Ces violences ne sont pas tabou. Le dialogue est même plutôt la règle entre les enfants qui pratiquent un sport et leurs parents : 90 % des papas et des mamans discutent des entraînements avec leur bambin. Plus d’un tiers d’entre eux rapporte des comportements inappropriés dans le cadre sportif. Ce sont souvent des violences verbales (19 %).

«Rapport à soi abîmé»

Des cas graves de violences physiques ou sexuelles sont aussi signalés (respectivement 11% et 9%). Pour autant, un tiers des répondants semble cautionner ces VEO : c’est le cas d’un parent sur deux qui estime qu’il est difficile d’entraîner un enfant sans lui crier dessus. 36% pensent que, pour faire progresser un jeune dans son sport, il faut le forcer à pratiquer et lui faire ressentir une pression régulière.

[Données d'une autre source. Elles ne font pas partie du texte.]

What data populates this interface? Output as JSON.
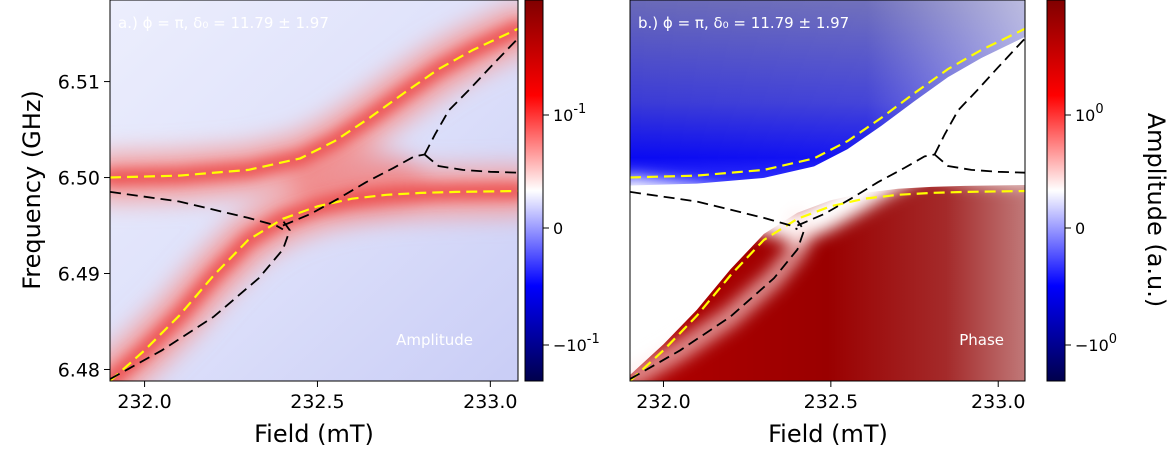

Ces chiffres sont alarmants pour Emma Oudiou, ambassadrice de la Fondation pour l’enfance et ancienne athlète de haut niveau. «La culture sportive permet grandement l’emprise et le passage à l’acte», déplore l’ex-championne de demi-fond. En 2014, lorsqu’elle avait 19 ans, Emma Oudiou dit avoir elle-même été victime de violences sexuelles de la part d’un entraîneur. «C’était lors d’une compétition internationale aux Etats-Unis, j’étais coupée de ma famille et à l’autre bout du monde. Mon seul référent, c’était lui.» La jeune femme, qui a porté plainte, se souvient de son état de vulnérabilité à l’époque. «Dans cette discipline d’athlétisme où la douleur est valorisée, je me sentais dépossédée de ce corps qui ramenait des médailles, le mien.» C’est ce «rapport à soi abîmé» qui permet les dérives, a-t-elle souligné durant la conférence de presse.

L’ancienne athlète insiste sur le rôle primordial des parents pour faire face à ce genre de violences. «Leur présence et leur écoute sont vraiment des prérequis pour se soigner», assure-t-elle. «Avec le baromètre de 2022, nous avons franchi la première étape d’identification des comportements violents, indique Marion Chasles-Parot. Maintenant, il faut absolument continuer à sensibiliser les parents.» La bataille contre les VEO est loin d’être terminée.